Wealthy American families attempting to escape the provincial for the worldly had been sending their young people on the “grand tour” of European cities since the 1820s. Some of these travelers also made their fortunes in international trade (which is the origin of numerous 19th century American villages being designated “Canton”), or perhaps they sponsored religious missionaries to offset the burdens of conscience. It was, however, at this juncture of summertime 1917, that farm boys like my grandfather might eventually experience “Paree,” and in realizing a much bigger, longed-for world, never return to the drenching sweat of their own bread, the planting of row crops, the ceaseless milking of cows.

The question, “what is your worldview?” was not at all common a hundred years ago. As a result of encompassing historical circumstances, it is today a constant curricular driver in a liberal arts education. The modifier “world” added to the incomprehensibly brutal event of multinational warfare changed the lens of commonplace perspective. This modifier was a forced change when it came in 1917. Until then, a worldview had been a slow-moving philosophical idea eloquently propagated by the scientific explorer, Alexander von Humboldt, who once argued with Thomas Jefferson at The White House that there were no superior or inferior human races, that “all are alike designed for freedom.” 

Humboldt is the intellectual source of all the best nature writing in 19th century English prose, whether in the poems of William Wordsworth or the essays of Henry David Thoreau. Charles Darwin, as another example, kept Humboldt’s work with him as an indispensable resource during the almost five-year voyage in the cramped 90-foot Beagle. Humboldt’s most recent biographer says he “saw the earth as one great living organism, where everything was connected” in what he called the world’s “inner correlation.” His legacy was not a list of major scientific discoveries, but the ability to draw a big picture and take a worldview.

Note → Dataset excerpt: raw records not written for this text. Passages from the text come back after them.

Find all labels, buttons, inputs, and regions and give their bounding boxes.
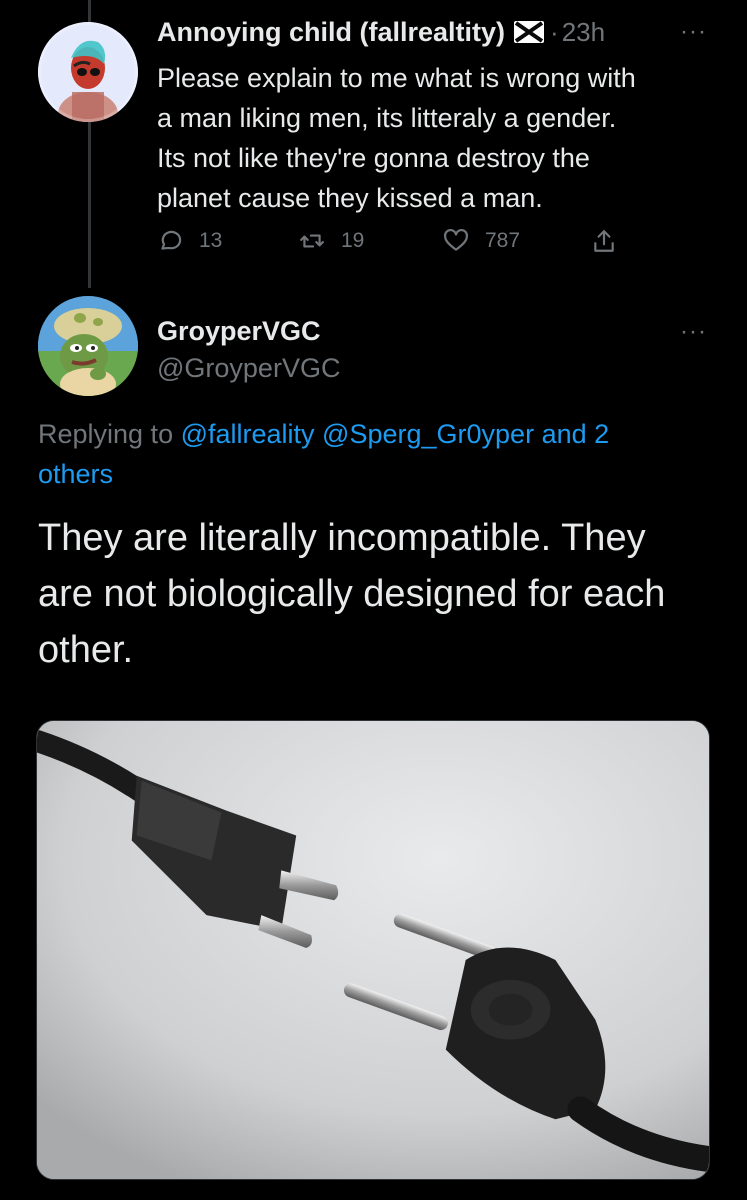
replying-others-link[interactable]: others <box>38 459 113 489</box>
replying-links[interactable]: @fallreality @Sperg_Gr0yper and 2 <box>181 419 610 449</box>
tweet-text-line: are not biologically designed for each <box>38 573 666 615</box>
share-button[interactable] <box>591 224 617 258</box>
tweet-text-line: Please explain to me what is wrong with <box>157 63 636 93</box>
replying-prefix: Replying to <box>38 419 174 449</box>
tweet-text-line: a man liking men, its litteraly a gender… <box>157 103 617 133</box>
tweet-header: Annoying child (fallrealtity) · 23h <box>157 14 605 50</box>
replying-to: Replying to @fallreality @Sperg_Gr0yper … <box>38 414 718 494</box>
heart-icon <box>444 228 468 251</box>
tweet-text-line: planet cause they kissed a man. <box>157 183 543 213</box>
tweet-text-line: other. <box>38 629 134 671</box>
tweet-text: Please explain to me what is wrong with … <box>157 58 737 218</box>
avatar[interactable] <box>38 22 138 122</box>
more-options-icon[interactable]: ··· <box>680 318 707 346</box>
action-bar: 13 19 787 <box>157 224 637 258</box>
timestamp[interactable]: 23h <box>562 17 605 48</box>
power-plug-photo[interactable] <box>36 720 710 1180</box>
retweet-icon <box>300 234 324 248</box>
more-options-icon[interactable]: ··· <box>680 18 707 46</box>
separator-dot: · <box>550 16 559 47</box>
handle[interactable]: @GroyperVGC <box>157 353 340 384</box>
display-name[interactable]: GroyperVGC <box>157 316 321 347</box>
share-icon <box>594 230 614 252</box>
reply-icon <box>161 230 182 250</box>
scotland-flag-icon <box>514 21 545 43</box>
tweet-text-line: Its not like they're gonna destroy the <box>157 143 590 173</box>
tweet-text-line: They are literally incompatible. They <box>38 517 646 559</box>
retweet-button[interactable]: 19 <box>299 224 364 258</box>
parent-tweet[interactable]: Annoying child (fallrealtity) · 23h ··· … <box>0 0 747 300</box>
avatar[interactable] <box>38 296 138 396</box>
reply-button[interactable]: 13 <box>157 224 222 258</box>
retweet-count: 19 <box>341 229 365 252</box>
reply-count: 13 <box>199 229 223 252</box>
like-count: 787 <box>485 229 521 252</box>
display-name[interactable]: Annoying child (fallrealtity) <box>157 17 505 48</box>
tweet-text: They are literally incompatible. They ar… <box>38 510 728 678</box>
like-button[interactable]: 787 <box>443 224 520 258</box>
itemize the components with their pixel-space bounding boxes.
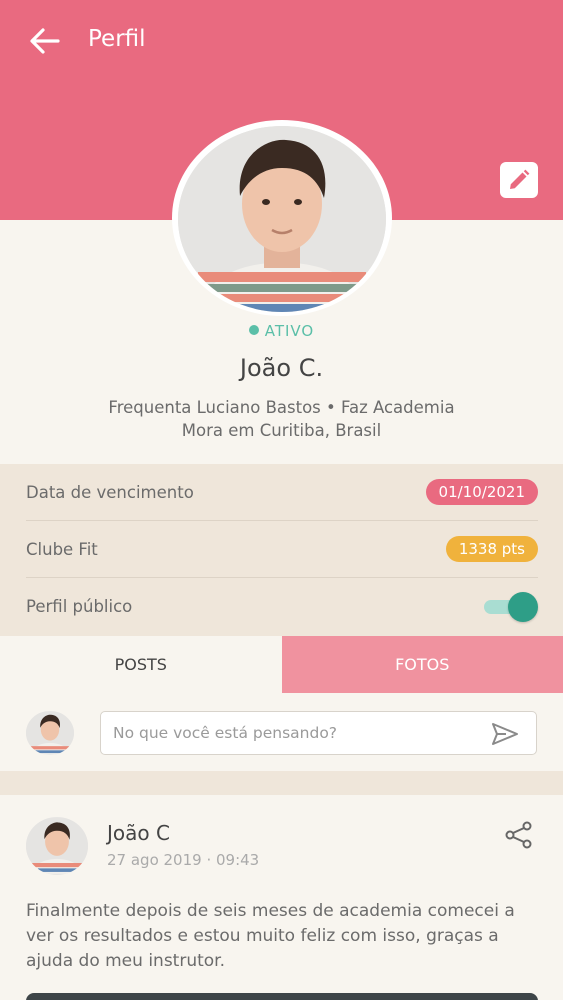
post-author-name[interactable]: João C [107, 821, 170, 845]
profile-details: Frequenta Luciano Bastos • Faz Academia … [0, 396, 563, 442]
post-timestamp: 27 ago 2019 · 09:43 [107, 851, 260, 869]
post-input[interactable] [100, 711, 537, 755]
status-dot [248, 325, 259, 335]
profile-gym-line: Frequenta Luciano Bastos • Faz Academia [108, 398, 455, 417]
avatar-photo [26, 818, 88, 874]
due-date-row: Data de vencimento 01/10/2021 [26, 464, 538, 521]
post-card: João C 27 ago 2019 · 09:43 Finalmente de… [0, 795, 563, 1000]
edit-profile-button[interactable] [500, 162, 538, 198]
profile-location-line: Mora em Curitiba, Brasil [181, 421, 382, 440]
share-icon [505, 821, 532, 849]
arrow-left-icon [30, 28, 60, 54]
status-badge: ATIVO [0, 322, 563, 340]
due-date-label: Data de vencimento [26, 482, 194, 502]
post-composer [0, 693, 563, 771]
profile-name: João C. [239, 354, 324, 382]
public-profile-label: Perfil público [26, 597, 133, 616]
composer-avatar [26, 711, 74, 755]
page-title: Perfil [88, 26, 146, 52]
send-icon [492, 723, 518, 745]
post-author-avatar[interactable] [26, 817, 88, 875]
public-profile-row: Perfil público [26, 578, 538, 635]
tab-posts[interactable]: POSTS [0, 636, 282, 693]
status-label: ATIVO [264, 322, 315, 340]
club-fit-row: Clube Fit 1338 pts [26, 521, 538, 578]
tab-bar: POSTS FOTOS [0, 636, 563, 693]
share-button[interactable] [504, 821, 534, 849]
pencil-icon [510, 169, 530, 189]
points-badge: 1338 pts [445, 536, 538, 562]
post-text: Finalmente depois de seis meses de acade… [26, 901, 515, 971]
avatar[interactable] [178, 126, 386, 312]
tab-fotos[interactable]: FOTOS [281, 636, 563, 693]
due-date-badge: 01/10/2021 [425, 479, 538, 505]
public-profile-toggle[interactable] [484, 591, 538, 622]
info-panel: Data de vencimento 01/10/2021 Clube Fit … [0, 464, 563, 636]
section-divider [0, 771, 563, 795]
avatar-photo [26, 711, 74, 755]
post-image[interactable] [26, 993, 538, 1000]
back-button[interactable] [28, 26, 62, 56]
club-fit-label: Clube Fit [26, 539, 98, 559]
toggle-knob [508, 591, 538, 622]
send-button[interactable] [490, 721, 520, 747]
avatar-photo [178, 126, 386, 312]
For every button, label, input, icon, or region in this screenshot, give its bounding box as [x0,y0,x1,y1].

Acquiring a worldview, what scholars call the “fundamental cognitive orientation,” takes years of practice, but where else in life can such a view find its most probable chance of clarifying itself than the liberal arts college experience? In order to develop such habits of mind and emotional responses throughout life, a worldview depends on a predisposition to have one. It must constantly remind us of how one’s identity of map and moment, one’s beliefs formed by family and community, and one’s outlook drawn from observation and imagination will all rest upon the larger ground of human existence. My advice, as someone who has specialized professionally in the humanities, is to start with science. 

It is perhaps telling, though surely symbolic of my needs, that among all the utility apps installed on my smartphone, the most inspiring one is from NASA, which now includes an interactive feature called “Worldview.” You can look at the earth comprehensively within three hours of real-time satellite images beaming back, picturing the “real” world as a masterpiece of abstract art. The continental shape and color of the deeps are forever fascinating; wispy currents filtering the ever familiar, ever new as a means of wondering if our home will persist as we have always known it. The Worldview panorama allows one to zoom in and drill down into the big data called the “human dimension” with inexhaustible measures, such as boundaries, economic resources, natural hazards, environmental impacts, public health, and social behavior. Each of these considerations give cause or explanation to large themes, even matters of war or interludes of peace.

Whether it is the horrible history of war, now as then, or the wide-angle capacity to think with a sublime worldview, I remember a sentence from the City of God, a thought that I suppose my grandfather saw first-hand as a recent college graduate in 1917: “The only joy to be obtained had the fragile brilliance of glass, a joy outweighed by the fear that it may be shattered in a moment.”